To better answer this question, we could re-standardize each test
score so that it is centered at 0 and a one unit change is equal to 1
standard deviation difference in score. We’ll use mutate()
to create
a new variable score_std
. Because we group_by()
test
,
score_std
will be standardized within test.
## rescale test scores
df_ts_long <- df_ts_long %>%
group_by(test) %>%
mutate(score_std = (score - mean(score)) / sd(score)) %>%
ungroup
We’ll repeat the same code as before, but this time substitute y =
score_std
. Because all tests are on the same standardized scale, we
can also drop scales = "free_y"
.
## facet line graph with standardized test scores
p <- ggplot(data = df_ts_long,
mapping = aes(x = year, y = score_std, colour = school)) +
facet_wrap(~ test, ncol = 1) +
geom_line()
p
Notice the lines look the same relative to one another, but now we have a consistent scale to help judge changes. To answer our question from before, it seems that the drop in reading scores (1981 to 1982) and science scores (1982 to 1983) were each about 1.5 standard deviations. We could test more formally, but we have a clearer idea now that all tests are on the same scale.
QUICK EXERCISE
What happens if you use the argument
scales = "free_y"
in the last bit of code? Why might you not use that once we’ve scaled the test scores?

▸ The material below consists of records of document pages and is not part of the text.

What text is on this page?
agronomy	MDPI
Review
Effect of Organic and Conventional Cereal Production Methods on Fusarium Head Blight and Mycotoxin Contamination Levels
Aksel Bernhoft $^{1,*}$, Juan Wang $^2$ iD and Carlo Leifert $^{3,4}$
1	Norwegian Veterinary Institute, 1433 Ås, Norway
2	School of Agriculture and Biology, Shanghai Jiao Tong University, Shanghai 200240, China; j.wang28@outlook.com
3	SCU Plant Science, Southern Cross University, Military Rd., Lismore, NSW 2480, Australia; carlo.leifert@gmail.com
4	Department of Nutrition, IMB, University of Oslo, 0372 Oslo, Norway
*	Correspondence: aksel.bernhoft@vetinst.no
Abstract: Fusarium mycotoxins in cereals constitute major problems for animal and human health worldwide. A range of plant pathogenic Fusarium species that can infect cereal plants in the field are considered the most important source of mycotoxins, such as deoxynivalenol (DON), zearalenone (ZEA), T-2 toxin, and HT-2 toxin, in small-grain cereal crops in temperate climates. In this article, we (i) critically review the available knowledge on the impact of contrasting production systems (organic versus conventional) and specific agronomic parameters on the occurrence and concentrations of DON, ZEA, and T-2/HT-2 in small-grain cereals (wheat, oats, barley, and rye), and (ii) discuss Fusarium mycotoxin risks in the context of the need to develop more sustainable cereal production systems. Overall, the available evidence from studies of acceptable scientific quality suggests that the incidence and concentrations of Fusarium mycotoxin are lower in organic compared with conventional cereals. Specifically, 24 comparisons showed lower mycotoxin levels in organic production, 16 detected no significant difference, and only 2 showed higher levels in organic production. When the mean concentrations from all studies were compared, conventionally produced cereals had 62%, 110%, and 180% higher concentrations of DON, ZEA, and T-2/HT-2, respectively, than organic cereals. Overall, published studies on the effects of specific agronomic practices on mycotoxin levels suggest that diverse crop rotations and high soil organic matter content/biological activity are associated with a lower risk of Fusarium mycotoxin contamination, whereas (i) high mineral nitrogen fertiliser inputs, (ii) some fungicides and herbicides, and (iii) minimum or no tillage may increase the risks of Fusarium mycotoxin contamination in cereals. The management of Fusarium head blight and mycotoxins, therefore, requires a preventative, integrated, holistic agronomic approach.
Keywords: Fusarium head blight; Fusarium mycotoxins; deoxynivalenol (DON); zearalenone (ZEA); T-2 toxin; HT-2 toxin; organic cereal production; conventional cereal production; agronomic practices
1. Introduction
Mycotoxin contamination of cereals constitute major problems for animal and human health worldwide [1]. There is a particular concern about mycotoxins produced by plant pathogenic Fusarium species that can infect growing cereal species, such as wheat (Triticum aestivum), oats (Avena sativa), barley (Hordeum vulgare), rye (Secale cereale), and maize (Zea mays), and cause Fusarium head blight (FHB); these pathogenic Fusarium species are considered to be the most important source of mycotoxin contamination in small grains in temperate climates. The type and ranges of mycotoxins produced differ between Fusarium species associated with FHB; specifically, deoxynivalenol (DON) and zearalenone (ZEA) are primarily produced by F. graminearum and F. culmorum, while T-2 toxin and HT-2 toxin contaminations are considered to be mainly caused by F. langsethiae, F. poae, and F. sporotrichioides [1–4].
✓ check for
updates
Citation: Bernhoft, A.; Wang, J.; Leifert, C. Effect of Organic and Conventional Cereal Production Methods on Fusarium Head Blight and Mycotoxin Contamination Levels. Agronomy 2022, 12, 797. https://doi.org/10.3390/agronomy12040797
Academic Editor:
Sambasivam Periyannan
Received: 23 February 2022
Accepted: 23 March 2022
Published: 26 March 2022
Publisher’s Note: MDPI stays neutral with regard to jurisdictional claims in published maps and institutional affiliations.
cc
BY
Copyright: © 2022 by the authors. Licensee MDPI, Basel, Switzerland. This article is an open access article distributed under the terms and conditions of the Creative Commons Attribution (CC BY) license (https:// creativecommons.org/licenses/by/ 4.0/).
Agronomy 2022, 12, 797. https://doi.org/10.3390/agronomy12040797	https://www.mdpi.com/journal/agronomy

As a quick change, we can go back to having each school in its own facet and test scores within.
## facet line graph
p <- ggplot(data = df_ts_long,
mapping = aes(x = year, y = score_std, colour = test)) +
facet_wrap(~ school) +
geom_line()
p
QUICK EXERCISE
Why did we drop
ncol = 1
fromfacet_wrap()
? What happens if you keep it?
Our plot is looking better, but it still may not contain the information we want. We’ve standardized the test scores over this time window, but maybe what we really want to know is how they’ve changed relative to the beginning of the sample period. You can imagine a superintendent who took over in 1981 would be keen to know how scores have changed during their tenure.

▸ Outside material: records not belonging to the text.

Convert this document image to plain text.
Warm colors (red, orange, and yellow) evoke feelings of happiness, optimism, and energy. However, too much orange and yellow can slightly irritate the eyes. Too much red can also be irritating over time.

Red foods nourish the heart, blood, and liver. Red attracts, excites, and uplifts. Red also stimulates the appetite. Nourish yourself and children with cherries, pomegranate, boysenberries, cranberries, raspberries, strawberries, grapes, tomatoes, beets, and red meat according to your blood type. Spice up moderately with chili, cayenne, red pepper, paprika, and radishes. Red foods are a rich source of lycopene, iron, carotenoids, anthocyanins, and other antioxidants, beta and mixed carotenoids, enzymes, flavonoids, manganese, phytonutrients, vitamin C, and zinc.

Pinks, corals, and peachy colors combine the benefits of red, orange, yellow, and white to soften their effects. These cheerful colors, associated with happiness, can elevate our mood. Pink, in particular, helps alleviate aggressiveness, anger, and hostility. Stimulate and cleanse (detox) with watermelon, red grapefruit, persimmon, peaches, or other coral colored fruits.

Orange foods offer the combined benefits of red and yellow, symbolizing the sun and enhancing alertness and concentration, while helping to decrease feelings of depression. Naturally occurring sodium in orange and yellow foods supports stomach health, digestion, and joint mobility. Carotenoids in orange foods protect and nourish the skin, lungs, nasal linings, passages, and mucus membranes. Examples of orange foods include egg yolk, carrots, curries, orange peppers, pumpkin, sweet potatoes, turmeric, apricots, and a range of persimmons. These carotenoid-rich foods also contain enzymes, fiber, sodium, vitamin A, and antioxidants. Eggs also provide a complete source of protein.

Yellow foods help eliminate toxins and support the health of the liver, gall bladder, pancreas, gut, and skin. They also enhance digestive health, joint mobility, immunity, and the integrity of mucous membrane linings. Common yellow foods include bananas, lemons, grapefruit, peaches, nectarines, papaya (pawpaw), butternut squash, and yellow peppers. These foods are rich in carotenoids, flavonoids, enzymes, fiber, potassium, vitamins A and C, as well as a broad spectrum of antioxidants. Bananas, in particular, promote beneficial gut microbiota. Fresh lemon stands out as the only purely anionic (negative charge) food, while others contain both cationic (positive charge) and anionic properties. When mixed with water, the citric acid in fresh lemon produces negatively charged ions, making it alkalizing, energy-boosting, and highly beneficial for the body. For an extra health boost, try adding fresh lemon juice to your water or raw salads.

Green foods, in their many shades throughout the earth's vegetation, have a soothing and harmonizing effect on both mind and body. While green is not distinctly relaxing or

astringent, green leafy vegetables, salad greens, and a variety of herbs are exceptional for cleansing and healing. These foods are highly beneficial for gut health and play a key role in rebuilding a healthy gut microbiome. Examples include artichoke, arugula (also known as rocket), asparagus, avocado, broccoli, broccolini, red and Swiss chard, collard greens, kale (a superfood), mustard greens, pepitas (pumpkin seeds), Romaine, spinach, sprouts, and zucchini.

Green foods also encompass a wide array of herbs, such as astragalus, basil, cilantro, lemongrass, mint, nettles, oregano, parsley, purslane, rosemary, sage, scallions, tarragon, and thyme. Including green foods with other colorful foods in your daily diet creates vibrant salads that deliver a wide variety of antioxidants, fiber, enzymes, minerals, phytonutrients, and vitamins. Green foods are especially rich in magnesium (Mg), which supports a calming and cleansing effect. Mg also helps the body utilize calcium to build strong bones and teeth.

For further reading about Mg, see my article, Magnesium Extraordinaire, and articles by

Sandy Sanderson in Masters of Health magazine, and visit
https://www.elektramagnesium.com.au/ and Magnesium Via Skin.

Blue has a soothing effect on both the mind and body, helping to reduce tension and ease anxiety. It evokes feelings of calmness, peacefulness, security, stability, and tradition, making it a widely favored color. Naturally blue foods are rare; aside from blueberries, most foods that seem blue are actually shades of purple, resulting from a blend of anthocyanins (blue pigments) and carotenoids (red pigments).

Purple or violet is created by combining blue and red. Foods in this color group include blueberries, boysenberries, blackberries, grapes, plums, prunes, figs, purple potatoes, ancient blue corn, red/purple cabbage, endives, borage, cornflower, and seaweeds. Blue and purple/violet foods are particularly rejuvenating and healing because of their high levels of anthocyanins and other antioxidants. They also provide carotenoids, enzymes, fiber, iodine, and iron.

This means that while we still want to standardize the scores, we
should zero them not at the overall mean, but at the value in the first
year. We can do that by grouping by school
and test
, arranging in
year order, making a new variable that is the first()
score (within
test, within school) and using that rather than the mean test score to
make our new variable, score_std_sch
.
## standardize test scores within school to first year
df_ts_long <- df_ts_long %>%
group_by(test, school) %>%
arrange(year) %>%
mutate(score_year_one = first(score),
## note that we're using score_year_one instead of mean(score)
score_std_sch = (score - score_year_one) / sd(score)) %>%
ungroup
Now we’ll plot using our new variable score_std_sch
.
## facet line graph
p <- ggplot(data = df_ts_long,
mapping = aes(x = year, y = score_std_sch, colour = test)) +
facet_wrap(~ school) +
geom_line()
p
With this final graph, we can see relative changes across schools, across times, across tests. Notice that line shapes within each facet are the same as before, just shifted up or down so that the first value for each test in 1981 is 0.
Is this the best version of this figure (minus making the axis and legend labels look nicer)? Again, it depends on what you want to show. Remember that figures don’t speak for themselves: it’s up to you to explain to your reader (include your future self) what they mean. That said, a well crafted figure will make that job much easier.